Suppose I have $2 \times 3$ matrix of real variables $$ X=\begin{bmatrix} x_1 & y_1 & z_1 \\ x_2 & y_2 & z_2 \end{bmatrix}.$$
I am interested in finite sequences of polynomials $p_1(X), p_2(X),\dots p_N(X)$ (in the entries of $X$) that allow for recovering $X$ up to row exchanges (precisely).
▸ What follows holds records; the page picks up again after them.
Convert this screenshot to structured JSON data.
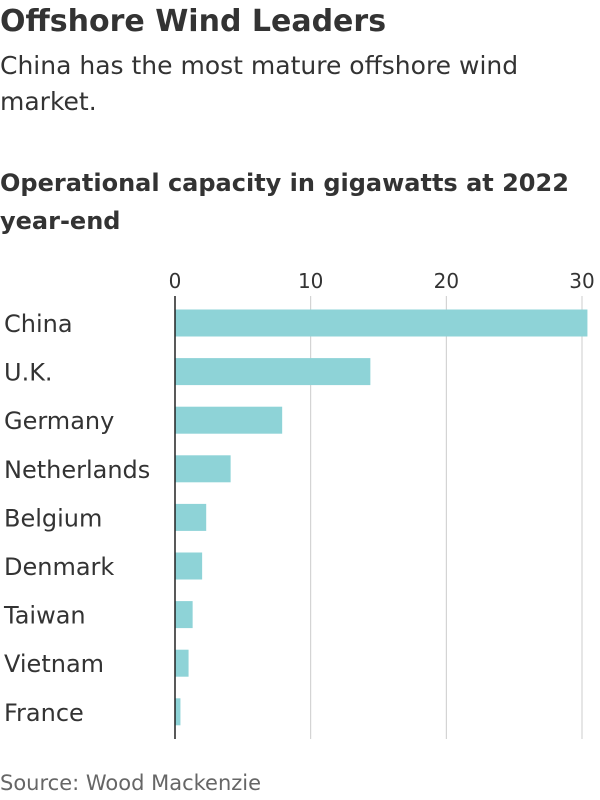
{
  "title": "Offshore Wind Leaders",
  "subtitle": "China has the most mature offshore wind market.",
  "source": "Source: Wood Mackenzie",
  "colors": {
    "bar": "#8ed3d7",
    "gridline": "#cccccc",
    "axis": "#222222",
    "text": "#333333"
  },
  "chart_data": {
    "type": "bar",
    "orientation": "horizontal",
    "title": "Operational capacity in gigawatts at 2022 year-end",
    "categories": [
      "China",
      "U.K.",
      "Germany",
      "Netherlands",
      "Belgium",
      "Denmark",
      "Taiwan",
      "Vietnam",
      "France"
    ],
    "values": [
      30.4,
      14.4,
      7.9,
      4.1,
      2.3,
      2.0,
      1.3,
      1.0,
      0.4
    ],
    "xlim": [
      0,
      30
    ],
    "xticks": [
      "0",
      "10",
      "20",
      "30"
    ],
    "xtick_values": [
      0,
      10,
      20,
      30
    ],
    "grid": true,
    "legend": "none"
  }
}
In particular, I am looking for such sequences with the fewest terms $N_\text{min}$.
My attempt:
A reasonable candidate is the elementary multisymmetric functions, which arise via expanding $$(1+x_1 x+y_1 y+z_1 z)(1+x_2 x+y_2 y+z_2 z) =\sum_\alpha e_{\alpha}(X) x^{\alpha_1} y^{\alpha_2} z^{\alpha_2}. $$ Specifically, we get $$ \begin{align} &1\\ &+(x_1+x_2) x+(y_1+y_2)y+(z_1+z_2)z \\ &+(x_1 x_2)x^2+(x_1 y_2+x_2 y_1) x y +(x_1 z_2+x_2 z_1) x z+(y_1 y_2) y^2+(y_1 z_2+y_2 z_1)yz+(z_1z_2)z^2, \end{align}$$ with $N=9$ elementary multisymmetric functions $$\begin{align} e_{(1,0,0)}&=x_1+x_2, \\ e_{(0,1,0)}&=y_1+y_2, \\ e_{(0,0,1)}&=z_1+z_2, \\ e_{(2,0,0)}&=x_1 x_2, \\ e_{(1,1,0)}&=x_1 y_2 + x_2 y_1, \\ e_{(1,0,1)}&= x_1 z_2+x_2 z_1, \\ e_{(0,2,0)}&=y_1 y_2, \\ e_{(0,1,1)}&=y_1 z_2+y_2 z_1, \\ e_{(0,0,2)}&= z_1 z_2. \end{align} $$
I am hoping that $N=6$ polynomials suffice (i.e. the number of variables). Here is my reasoning:
In the $2 \times 2$ case, with
$$X=\begin{bmatrix} x_1 & y_1 \\ x_2 & y_2 \end{bmatrix}, $$ the elementary multisymmetric functions are
$$ \begin{align} e_{(1,0)}&=x_1+x_2 ,\\ e_{(0,1)}&= y_1+y_2 ,\\ e_{(2,0)}&=x_1 x_2, \\ e_{(1,1)}&= x_1 y_2 +x_2 y_1, \\ e_{(0,2)}&= y_1 y_2, \end{align} $$ with $N=5$. However, expanding the complex polynomial $$(Z-(x_1+y_1 i))(Z-(x_2+y_2 i)), $$ gives $N=4$ polynomials instead: $$\begin{align} &x_1+x_2 \\ &y_1+y_2 \\ &x_1 x_2-y_1 y_2 \\ &x_1 y_2+x_2 y_1 \end{align} $$ corresponding to the real and imaginary parts of the complex elementary symmetric polynomials $$e_1(x_1+y_1 i,x_2+y_2 i), \\ e_2(x_1+y_1i,x_2+y_2i).$$
I know that $n=2$ is different, in the sense that there is no 3-dimensional analogue of the field $\mathbf{C}$ over $\mathbf{R}$. Nevertheless, I couldn't rule out more efficient approaches than the elementary multisymmetric functions.
Remark: This question is a subproblem of my question on MathOverflow, dealing with the $m \times n$ case.
Thank you for any help.
The best known result for the $2 \times 3$ case is that $N_\text{min} = 8$, which can be achieved by using the Plücker coordinates of the matrix $X$.
It is also known that $N_\text{min} \leq 9$, with the elementary multisymmetric polynomials being a possible choice of polynomials.
As for your approach using complex numbers, it is indeed possible to do better than the elementary multisymmetric polynomials in the $2 \times 2$ case. However, this is not possible in the $2 \times 3$ case, as the Plücker coordinates already give a set of 8 polynomials that are algebraically independent over $\mathbf{C}$. (In fact, it is known that the Plücker coordinates are algebraically independent over $\mathbf{R}$ as well.)
Thus, your approach using complex numbers cannot give a set of polynomials with fewer than 8 terms.